Возможно, ради исправления выспреннего тона этих заметок на пожелтевшей бумажке карандашом было нацарапано: «Булыжник и звезда: нелепые символы. Однако умение постичь гладкий камень иногда приближает к переходу; между рукой и булыжником дрожит аккорд вневременной. Сверкающий… (неразборчивое слово) подобно бете в созвездии Кентавра; имена и величины отступают, растворяются, перестают быть тем, чем они, по мнению науки, являются. И становятся тем, что они есть в чистом виде (что? чем?): рукою, которая дрожит, сжимая прозрачный камень, который тоже дрожит». Ниже, чернилами: «Речь не идет о пантеизме, сладостной иллюзии, павшей наверх, в небо, пылающее пожаром за краем моря».

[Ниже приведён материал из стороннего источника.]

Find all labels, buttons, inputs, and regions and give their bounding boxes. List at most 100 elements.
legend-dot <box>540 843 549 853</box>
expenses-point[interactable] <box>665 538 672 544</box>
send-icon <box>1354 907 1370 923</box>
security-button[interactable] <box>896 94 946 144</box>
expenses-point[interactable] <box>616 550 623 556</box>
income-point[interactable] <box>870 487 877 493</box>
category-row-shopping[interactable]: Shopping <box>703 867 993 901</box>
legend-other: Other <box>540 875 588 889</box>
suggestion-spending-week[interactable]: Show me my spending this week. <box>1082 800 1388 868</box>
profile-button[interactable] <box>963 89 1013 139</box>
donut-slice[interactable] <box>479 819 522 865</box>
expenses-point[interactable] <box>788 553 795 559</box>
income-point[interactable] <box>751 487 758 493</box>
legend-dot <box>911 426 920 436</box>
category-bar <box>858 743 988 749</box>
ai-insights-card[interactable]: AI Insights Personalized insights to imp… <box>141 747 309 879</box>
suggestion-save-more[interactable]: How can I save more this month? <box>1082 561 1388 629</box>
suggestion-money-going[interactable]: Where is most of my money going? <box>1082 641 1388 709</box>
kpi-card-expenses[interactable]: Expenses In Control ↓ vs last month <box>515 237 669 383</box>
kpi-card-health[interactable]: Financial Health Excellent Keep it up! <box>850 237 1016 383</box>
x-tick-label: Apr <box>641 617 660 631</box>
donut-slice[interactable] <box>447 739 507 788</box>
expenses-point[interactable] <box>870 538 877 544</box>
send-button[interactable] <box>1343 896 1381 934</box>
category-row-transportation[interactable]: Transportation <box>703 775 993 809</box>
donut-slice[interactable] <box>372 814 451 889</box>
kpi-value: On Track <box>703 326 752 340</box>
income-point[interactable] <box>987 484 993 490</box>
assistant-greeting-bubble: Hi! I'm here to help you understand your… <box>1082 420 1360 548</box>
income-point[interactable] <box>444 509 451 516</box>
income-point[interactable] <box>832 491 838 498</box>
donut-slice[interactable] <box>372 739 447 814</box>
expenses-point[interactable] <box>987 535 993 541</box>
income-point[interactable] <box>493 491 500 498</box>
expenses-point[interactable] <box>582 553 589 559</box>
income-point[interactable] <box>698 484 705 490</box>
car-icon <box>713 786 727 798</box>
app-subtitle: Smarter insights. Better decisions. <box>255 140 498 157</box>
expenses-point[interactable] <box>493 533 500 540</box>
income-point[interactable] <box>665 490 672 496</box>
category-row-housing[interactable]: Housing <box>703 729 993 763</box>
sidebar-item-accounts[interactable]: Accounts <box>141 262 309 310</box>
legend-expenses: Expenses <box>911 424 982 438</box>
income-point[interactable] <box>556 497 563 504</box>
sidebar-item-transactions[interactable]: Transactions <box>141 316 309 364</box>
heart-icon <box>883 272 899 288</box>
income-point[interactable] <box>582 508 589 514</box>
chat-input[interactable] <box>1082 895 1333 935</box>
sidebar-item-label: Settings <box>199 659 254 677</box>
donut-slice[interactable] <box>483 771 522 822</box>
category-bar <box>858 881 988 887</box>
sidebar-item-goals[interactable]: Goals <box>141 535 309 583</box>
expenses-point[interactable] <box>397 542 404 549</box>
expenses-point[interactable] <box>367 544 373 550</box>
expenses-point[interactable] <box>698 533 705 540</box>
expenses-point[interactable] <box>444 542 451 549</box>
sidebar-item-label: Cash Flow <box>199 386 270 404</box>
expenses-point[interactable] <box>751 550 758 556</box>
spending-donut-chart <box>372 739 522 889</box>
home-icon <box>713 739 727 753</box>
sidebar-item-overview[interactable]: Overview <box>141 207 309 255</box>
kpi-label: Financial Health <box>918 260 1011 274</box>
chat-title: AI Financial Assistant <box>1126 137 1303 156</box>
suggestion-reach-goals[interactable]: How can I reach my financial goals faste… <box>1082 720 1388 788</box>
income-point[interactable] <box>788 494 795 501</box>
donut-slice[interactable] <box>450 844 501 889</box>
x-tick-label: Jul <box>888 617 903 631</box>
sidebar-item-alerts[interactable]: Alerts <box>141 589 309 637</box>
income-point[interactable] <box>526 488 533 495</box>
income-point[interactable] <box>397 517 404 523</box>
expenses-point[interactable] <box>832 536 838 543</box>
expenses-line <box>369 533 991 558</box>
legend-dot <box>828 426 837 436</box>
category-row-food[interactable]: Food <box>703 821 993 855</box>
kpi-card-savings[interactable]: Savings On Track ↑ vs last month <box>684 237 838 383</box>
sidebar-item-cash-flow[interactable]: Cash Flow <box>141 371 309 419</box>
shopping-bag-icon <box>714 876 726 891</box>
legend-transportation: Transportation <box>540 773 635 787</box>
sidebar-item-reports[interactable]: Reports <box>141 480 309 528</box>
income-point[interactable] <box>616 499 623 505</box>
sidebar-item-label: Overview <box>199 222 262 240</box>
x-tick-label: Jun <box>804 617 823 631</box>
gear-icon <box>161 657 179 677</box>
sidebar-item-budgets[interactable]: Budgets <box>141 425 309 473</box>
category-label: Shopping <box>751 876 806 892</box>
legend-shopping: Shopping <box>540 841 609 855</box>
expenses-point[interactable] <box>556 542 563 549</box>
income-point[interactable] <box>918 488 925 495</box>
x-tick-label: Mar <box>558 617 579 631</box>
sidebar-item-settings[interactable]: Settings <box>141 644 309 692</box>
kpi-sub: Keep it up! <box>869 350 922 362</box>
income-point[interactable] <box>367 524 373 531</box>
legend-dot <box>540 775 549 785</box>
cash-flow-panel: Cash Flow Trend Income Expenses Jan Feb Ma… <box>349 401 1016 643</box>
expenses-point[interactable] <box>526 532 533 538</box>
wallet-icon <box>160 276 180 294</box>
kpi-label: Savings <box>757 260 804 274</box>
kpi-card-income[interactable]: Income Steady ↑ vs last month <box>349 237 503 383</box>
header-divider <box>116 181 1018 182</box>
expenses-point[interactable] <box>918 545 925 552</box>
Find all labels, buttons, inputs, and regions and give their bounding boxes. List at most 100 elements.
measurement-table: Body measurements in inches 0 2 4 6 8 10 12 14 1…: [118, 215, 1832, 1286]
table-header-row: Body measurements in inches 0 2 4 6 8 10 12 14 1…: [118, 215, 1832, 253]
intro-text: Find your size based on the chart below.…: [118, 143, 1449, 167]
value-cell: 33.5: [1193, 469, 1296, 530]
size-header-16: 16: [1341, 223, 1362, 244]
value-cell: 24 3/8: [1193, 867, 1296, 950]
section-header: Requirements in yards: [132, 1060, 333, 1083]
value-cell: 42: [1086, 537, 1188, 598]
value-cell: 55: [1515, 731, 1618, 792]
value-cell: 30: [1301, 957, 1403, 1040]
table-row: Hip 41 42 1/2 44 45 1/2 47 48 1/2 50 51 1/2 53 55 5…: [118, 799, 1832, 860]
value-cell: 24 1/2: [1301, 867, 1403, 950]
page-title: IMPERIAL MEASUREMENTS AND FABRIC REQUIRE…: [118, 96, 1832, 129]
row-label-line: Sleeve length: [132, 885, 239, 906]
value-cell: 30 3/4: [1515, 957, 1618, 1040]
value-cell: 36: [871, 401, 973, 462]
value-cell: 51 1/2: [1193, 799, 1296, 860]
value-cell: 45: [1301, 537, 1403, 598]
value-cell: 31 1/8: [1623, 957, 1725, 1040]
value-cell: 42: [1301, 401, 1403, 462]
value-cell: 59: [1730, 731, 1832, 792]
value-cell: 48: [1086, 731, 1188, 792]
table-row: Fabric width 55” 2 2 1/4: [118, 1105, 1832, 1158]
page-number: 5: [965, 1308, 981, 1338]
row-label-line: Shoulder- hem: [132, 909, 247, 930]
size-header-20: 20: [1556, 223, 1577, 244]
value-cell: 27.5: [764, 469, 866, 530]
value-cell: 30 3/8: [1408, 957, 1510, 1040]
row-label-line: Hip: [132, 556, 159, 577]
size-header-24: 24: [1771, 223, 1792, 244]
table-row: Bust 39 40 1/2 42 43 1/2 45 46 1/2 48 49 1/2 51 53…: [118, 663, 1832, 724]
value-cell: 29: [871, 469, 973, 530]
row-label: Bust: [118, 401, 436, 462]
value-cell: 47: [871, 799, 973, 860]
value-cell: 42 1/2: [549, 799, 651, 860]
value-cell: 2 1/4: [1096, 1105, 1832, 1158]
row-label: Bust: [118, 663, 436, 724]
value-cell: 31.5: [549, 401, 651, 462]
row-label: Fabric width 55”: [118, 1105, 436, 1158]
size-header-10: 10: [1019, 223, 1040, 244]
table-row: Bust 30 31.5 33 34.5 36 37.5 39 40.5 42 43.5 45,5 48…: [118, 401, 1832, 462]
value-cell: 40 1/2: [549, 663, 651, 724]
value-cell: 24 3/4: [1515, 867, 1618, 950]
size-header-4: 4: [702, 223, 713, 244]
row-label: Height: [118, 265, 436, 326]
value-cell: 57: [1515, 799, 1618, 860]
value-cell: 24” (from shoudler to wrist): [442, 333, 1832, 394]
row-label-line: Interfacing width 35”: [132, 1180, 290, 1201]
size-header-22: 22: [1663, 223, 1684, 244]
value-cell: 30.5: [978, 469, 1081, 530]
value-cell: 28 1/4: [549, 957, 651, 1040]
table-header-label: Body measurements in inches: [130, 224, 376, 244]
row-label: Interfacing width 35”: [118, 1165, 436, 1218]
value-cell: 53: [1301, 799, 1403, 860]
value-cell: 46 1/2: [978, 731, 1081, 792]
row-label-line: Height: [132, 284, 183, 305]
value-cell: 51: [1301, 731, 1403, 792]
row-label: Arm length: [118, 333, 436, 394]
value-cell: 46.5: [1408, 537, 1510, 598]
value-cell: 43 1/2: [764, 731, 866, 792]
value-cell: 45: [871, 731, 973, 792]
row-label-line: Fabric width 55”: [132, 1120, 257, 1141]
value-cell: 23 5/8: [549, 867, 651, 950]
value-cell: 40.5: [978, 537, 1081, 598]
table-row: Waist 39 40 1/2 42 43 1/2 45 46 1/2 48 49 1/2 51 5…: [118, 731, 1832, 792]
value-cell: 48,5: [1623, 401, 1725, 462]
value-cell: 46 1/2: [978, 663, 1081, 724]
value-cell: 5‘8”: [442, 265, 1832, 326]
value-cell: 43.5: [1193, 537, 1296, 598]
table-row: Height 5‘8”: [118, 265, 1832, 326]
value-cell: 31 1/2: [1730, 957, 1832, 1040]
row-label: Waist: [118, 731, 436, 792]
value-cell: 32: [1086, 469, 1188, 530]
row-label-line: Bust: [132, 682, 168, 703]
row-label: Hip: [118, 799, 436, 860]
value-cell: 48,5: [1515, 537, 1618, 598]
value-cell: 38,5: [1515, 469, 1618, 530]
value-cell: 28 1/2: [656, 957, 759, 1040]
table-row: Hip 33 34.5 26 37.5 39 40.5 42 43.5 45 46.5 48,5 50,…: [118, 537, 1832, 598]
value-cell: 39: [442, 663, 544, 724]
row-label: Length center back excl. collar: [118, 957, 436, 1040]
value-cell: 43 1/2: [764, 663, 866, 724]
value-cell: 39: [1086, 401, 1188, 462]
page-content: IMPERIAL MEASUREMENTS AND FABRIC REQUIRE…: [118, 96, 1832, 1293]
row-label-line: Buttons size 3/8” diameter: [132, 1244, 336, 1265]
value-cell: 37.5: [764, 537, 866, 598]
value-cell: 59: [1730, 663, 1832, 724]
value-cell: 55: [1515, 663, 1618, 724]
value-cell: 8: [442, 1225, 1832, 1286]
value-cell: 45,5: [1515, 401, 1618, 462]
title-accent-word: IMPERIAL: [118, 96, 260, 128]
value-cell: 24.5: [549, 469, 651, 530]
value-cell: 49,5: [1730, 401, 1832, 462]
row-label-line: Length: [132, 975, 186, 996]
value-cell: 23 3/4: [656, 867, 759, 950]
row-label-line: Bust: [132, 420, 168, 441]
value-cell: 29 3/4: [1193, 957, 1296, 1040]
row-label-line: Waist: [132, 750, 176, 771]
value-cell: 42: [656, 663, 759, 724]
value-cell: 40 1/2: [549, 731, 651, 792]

А в другом месте – пояснение: «Говорить о частотах низких и высоких означает еще раз уступить idola fori [[244]] и научной терминологии, одной из иллюзий Западного мира. Для моего нонконформиста мастерить забавы ради воздушного змея, а потом запускать его на радость собравшимся вокруг ребятишкам не представляется занятием пустяковым, но выглядит совмещением отдельных чистых элементов, и отсюда возникает мгновенная гармония, чувство удовлетворения, которое помогает ему вынести все остальное. Точно таким же образом мгновения отчуждения, счастливого отдаления, которые в два счета отбрасывают его от того, что могло бы стать для него раем, не представляются ему опытом более высоким, нежели сооружение бумажного змея; это как бы конец всего, но не над и не за пределами его опыта. Это не конец во временном понимании, но подступ к чему-то, некое обогащающее сбрасывание: понять это можно, сидя в ватерклозете и особенно когда ты с женщиной или в клубах дыма предаешься чтению воскресных газет, превратившемуся в отправление бессмысленного культа.

В повседневном плане поведение моего нонконформиста сводится к отрицанию всего, что отдает апробированной идеей, традицией, заурядной структурой, основанной на страхе и на псевдовзаимных выгодах. Он без труда мог бы стать Робинзоном. Он не мизантроп, но в мужчинах и женщинах принимает лишь те их стороны, которые не подверглись формовке со стороны общественной надстройки; и у него самого тело – наполовину в матрице, и он это знает, однако его знание активное, оно не чета смирению, кандалами виснущему на ногах. Свободной рукой он день-деньской хлещет себя по лицу, а в промежутках отвешивает пощечину остальным, и они отвечают ему тем же самым в тройном размере. Он без конца втягивается в запутанные истории, где замешаны любовники, друзья, кредиторы и чиновники, а в короткие свободные минуты он вытворяет со своей свободой такое, что изумляет всех остальных и что всегда оканчивается маленькими смешными катастрофами, под стать ему самому и его вполне реальным притязаниям; иная, тайная и не дающаяся чужому взгляду свобода творится в нем, но лишь он сам (да и то едва ли) мог бы проникнуть в суть ее игры».